Pengakuan rakyat Mesir bahwa Allah beserta dengan Musa dan bangsanya inilah yang
menyebabkan mereka menjadi sangat bermurah hati dan inilah yang dicatat dalam Alkitab. Yang
harus dilakukan oleh bangsa Israel pada saat itu hanyalah meminta. Bangsa Mesir sudah siap
mengakui bahwa Israel sesungguhnya telah diperlakuk2an dengan sewenang-wenang dan bahwa
telah sangat nyata Allah hadir dalam kehidupan bangsa Israel sehingga mereka dapat memberikan
dengan murah hati.

5
Tetapi lebih dari itu sesungguhnya bangsa Israel dan Musa serta kita pada masa kini dapat
melihat bahwa Allah yang kita percaya adalah Allah yang setia kepada firman yang telah
diucapkan-Nya, Ia tidak akan berkompromi dan Ia tidak perlu dibujuk. Allah tidak dapat dibujuk
maupun dipengaruhi agar mengubah firman-Nya, apapun yang difirmankan-Nya itulah yang
dilakukan dan digenapi-Nya. Ketidakberubahan firman-Nya ini juga terbukti dengan kematian
Yesus yang telah difirmankan-Nya sejak beribu-ribu tahun yang lalu, yaitu sejak Adam - manusia
pertama itu – jatuh ke dalam dosa (Kej. 3:15)

Ilustrasi :
A. W. Tozer dalam bukunya Mengenal yang Maha Kudus menulis:“Ketidakberubahan Allah
akan nampak indah sekali jika dibandingkan dengan manusia yang selalu berubah-ubah. Di dalam
diri Allah tidak mungkin ada perubahan; di dalam diri manusia tidak mungkin tidak terjadi
perubahan, semua tidak ada yang tetap.
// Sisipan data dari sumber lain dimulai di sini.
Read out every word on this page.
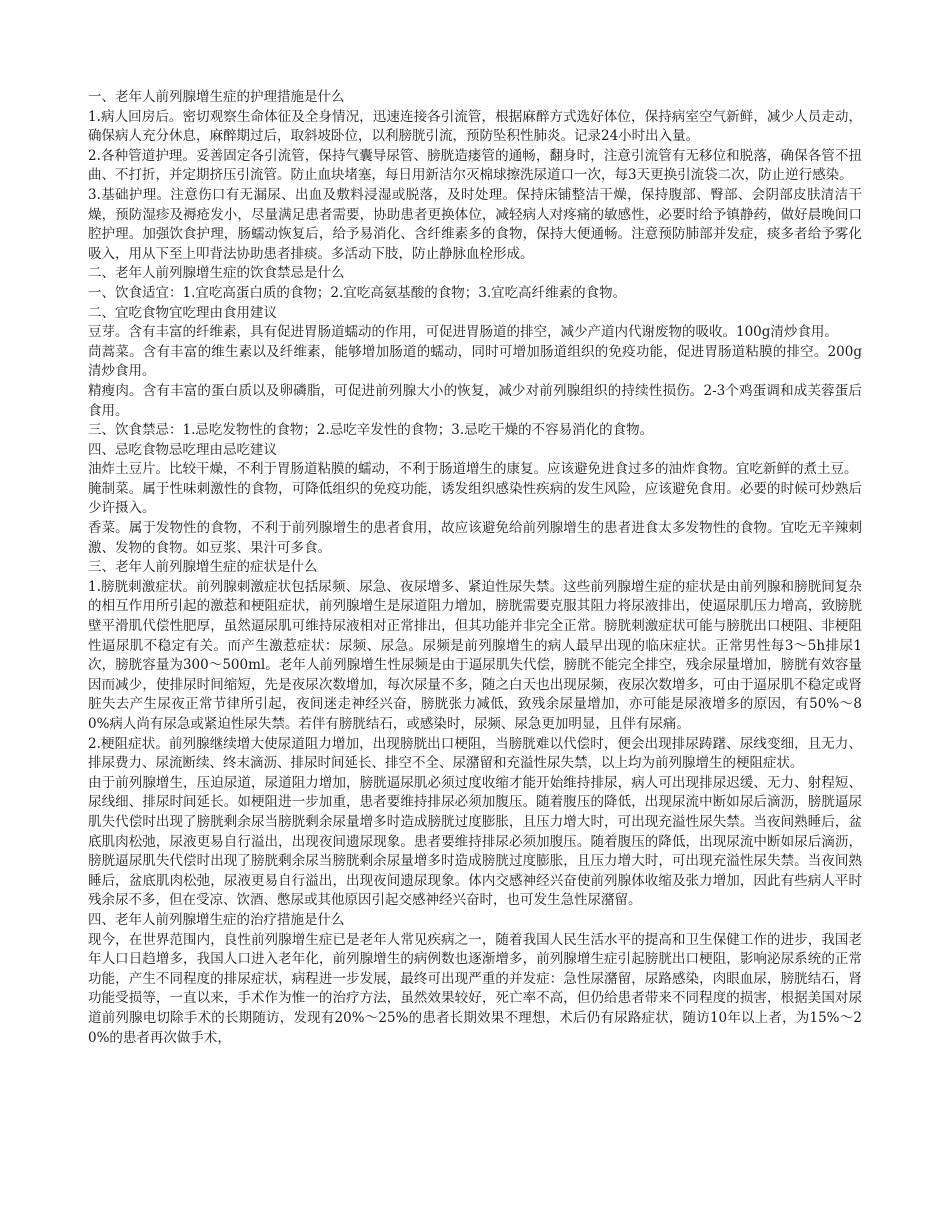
一、老年人前列腺增生症的护理措施是什么

1.病人回房后。密切观察生命体征及全身情况，迅速连接各引流管，根据麻醉方式选好体位，保持病室空气新鲜，减少人员走动，确保病人充分休息，麻醉期过后，取斜坡卧位，以利膀胱引流，预防坠积性肺炎。记录24小时出入量。

2.各种管道护理。妥善固定各引流管，保持气囊导尿管、膀胱造瘘管的通畅，翻身时，注意引流管有无移位和脱落，确保各管不扭曲、不打折，并定期挤压引流管。防止血块堵塞，每日用新洁尔灭棉球擦洗尿道口一次，每3天更换引流袋二次，防止逆行感染。

3.基础护理。注意伤口有无漏尿、出血及敷料浸湿或脱落，及时处理。保持床铺整洁干燥，保持腹部、臀部、会阴部皮肤清洁干燥，预防湿疹及褥疮发小，尽量满足患者需要，协助患者更换体位，减轻病人对疼痛的敏感性，必要时给予镇静药，做好晨晚间口腔护理。加强饮食护理，肠蠕动恢复后，给予易消化、含纤维素多的食物，保持大便通畅。注意预防肺部并发症，痰多者给予雾化吸入，用从下至上叩背法协助患者排痰。多活动下肢，防止静脉血栓形成。

二、老年人前列腺增生症的饮食禁忌是什么

一、饮食适宜：1.宜吃高蛋白质的食物；2.宜吃高氨基酸的食物；3.宜吃高纤维素的食物。

二、宜吃食物宜吃理由食用建议

豆芽。含有丰富的纤维素，具有促进胃肠道蠕动的作用，可促进胃肠道的排空，减少产道内代谢废物的吸收。100g清炒食用。

茼蒿菜。含有丰富的维生素以及纤维素，能够增加肠道的蠕动，同时可增加肠道组织的免疫功能，促进胃肠道粘膜的排空。200g清炒食用。

精瘦肉。含有丰富的蛋白质以及卵磷脂，可促进前列腺大小的恢复，减少对前列腺组织的持续性损伤。2-3个鸡蛋调和成芙蓉蛋后食用。

三、饮食禁忌：1.忌吃发物性的食物；2.忌吃辛发性的食物；3.忌吃干燥的不容易消化的食物。

四、忌吃食物忌吃理由忌吃建议

油炸土豆片。比较干燥，不利于胃肠道粘膜的蠕动，不利于肠道增生的康复。应该避免进食过多的油炸食物。宜吃新鲜的煮土豆。

腌制菜。属于性味刺激性的食物，可降低组织的免疫功能，诱发组织感染性疾病的发生风险，应该避免食用。必要的时候可炒熟后少许摄入。

香菜。属于发物性的食物，不利于前列腺增生的患者食用，故应该避免给前列腺增生的患者进食太多发物性的食物。宜吃无辛辣刺激、发物的食物。如豆浆、果汁可多食。

三、老年人前列腺增生症的症状是什么

1.膀胱刺激症状。前列腺刺激症状包括尿频、尿急、夜尿增多、紧迫性尿失禁。这些前列腺增生症的症状是由前列腺和膀胱间复杂的相互作用所引起的激惹和梗阻症状，前列腺增生是尿道阻力增加，膀胱需要克服其阻力将尿液排出，使逼尿肌压力增高，致膀胱壁平滑肌代偿性肥厚，虽然逼尿肌可维持尿液相对正常排出，但其功能并非完全正常。膀胱刺激症状可能与膀胱出口梗阻、非梗阻性逼尿肌不稳定有关。而产生激惹症状：尿频、尿急。尿频是前列腺增生的病人最早出现的临床症状。正常男性每3～5h排尿1次，膀胱容量为300～500ml。老年人前列腺增生性尿频是由于逼尿肌失代偿，膀胱不能完全排空，残余尿量增加，膀胱有效容量因而减少，使排尿时间缩短，先是夜尿次数增加，每次尿量不多，随之白天也出现尿频，夜尿次数增多，可由于逼尿肌不稳定或肾脏失去产生尿夜正常节律所引起，夜间迷走神经兴奋，膀胱张力减低，致残余尿量增加，亦可能是尿液增多的原因，有50%～80%病人尚有尿急或紧迫性尿失禁。若伴有膀胱结石，或感染时，尿频、尿急更加明显，且伴有尿痛。

2.梗阻症状。前列腺继续增大使尿道阻力增加，出现膀胱出口梗阻，当膀胱难以代偿时，便会出现排尿踌躇、尿线变细，且无力、排尿费力、尿流断续、终末滴沥、排尿时间延长、排空不全、尿潴留和充溢性尿失禁，以上均为前列腺增生的梗阻症状。

由于前列腺增生，压迫尿道，尿道阻力增加，膀胱逼尿肌必须过度收缩才能开始维持排尿，病人可出现排尿迟缓、无力、射程短、尿线细、排尿时间延长。如梗阻进一步加重，患者要维持排尿必须加腹压。随着腹压的降低，出现尿流中断如尿后滴沥，膀胱逼尿肌失代偿时出现了膀胱剩余尿当膀胱剩余尿量增多时造成膀胱过度膨胀，且压力增大时，可出现充溢性尿失禁。当夜间熟睡后，盆底肌肉松弛，尿液更易自行溢出，出现夜间遗尿现象。患者要维持排尿必须加腹压。随着腹压的降低，出现尿流中断如尿后滴沥，膀胱逼尿肌失代偿时出现了膀胱剩余尿当膀胱剩余尿量增多时造成膀胱过度膨胀，且压力增大时，可出现充溢性尿失禁。当夜间熟睡后，盆底肌肉松弛，尿液更易自行溢出，出现夜间遗尿现象。体内交感神经兴奋使前列腺体收缩及张力增加，因此有些病人平时残余尿不多，但在受凉、饮酒、憋尿或其他原因引起交感神经兴奋时，也可发生急性尿潴留。

四、老年人前列腺增生症的治疗措施是什么

现今，在世界范围内，良性前列腺增生症已是老年人常见疾病之一，随着我国人民生活水平的提高和卫生保健工作的进步，我国老年人口日趋增多，我国人口进入老年化，前列腺增生的病例数也逐渐增多，前列腺增生症引起膀胱出口梗阻，影响泌尿系统的正常功能，产生不同程度的排尿症状，病程进一步发展，最终可出现严重的并发症：急性尿潴留，尿路感染，肉眼血尿，膀胱结石，肾功能受损等，一直以来，手术作为惟一的治疗方法，虽然效果较好，死亡率不高，但仍给患者带来不同程度的损害，根据美国对尿道前列腺电切除手术的长期随访，发现有20%～25%的患者长期效果不理想，术后仍有尿路症状，随访10年以上者，为15%～20%的患者再次做手术，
Setiap orang kadang-kadang tertawa dan kadang-kadang
menangis, kadang-kadang bekerja dan kadang-kadang bermain, dan kemudian harus memberikan
tempat mereka kepada yang akan mengikuti jejaknya dalam lingkaran yang tiada akhir”.

Aplikasi :
Sdr, dari pernyataan Tozer ini kita mendapatkan keyakinan bahwa Allah kita adalah Allah
yang dapat dipercaya. Ia dapat diandalkan karena Ia tidak pernah berubah dan tidak pernah
mengubah firman-Nya kepada kita. Jika Dia adalah Allah yang tidak pernah berubah dan dapat
diandalkan, apalagi yang menjadi alasan bagi kita untuk kuatir? Pertimbangan-pertimbangan logis
apalagi yang menjadi penghambat bagi kita untuk mempercayai-Nya dan menyerahkan hidup kita
seutuh-Nya ke dalam tangan pemeliharaan-Nya? Akankah Allah yang firman-Nya tidak pernah
berubah ini mengalami perubahan pada zaman ini ? Tentu tidak, bukan ? Oleh sebab itu sudah
seharusnyalah kita mengakui dan mempercayai-Nya sebagai Allah yang dapat diandalkan di
sepanjang kehidupan kita, juga pada saat kekuatiran, kecemasan, keraguan, ketakutan, tantangan
yang berat dan bahkan kegagalan sekalipun ada di hadapan kita.

Penutup :
Sdr, kehidupan kita tidak pernah terlepas dari kekuatiran, keraguan, ketakutan, tantangan,
kecemasan ataupun kegagalan, akan tetapi kita memiliki Allah yang sanggup bekerja dengan luar

6
biasa, mengatasi segala kekuatiran, ketakutan, keraguan, tantangan maupun kegagalan dalam
menghadapi realita hidup ini. Karena Allah yang kita percaya adalah Allah yang berdaulat dan Ia
adalah Allah yang tidak pernah berubah.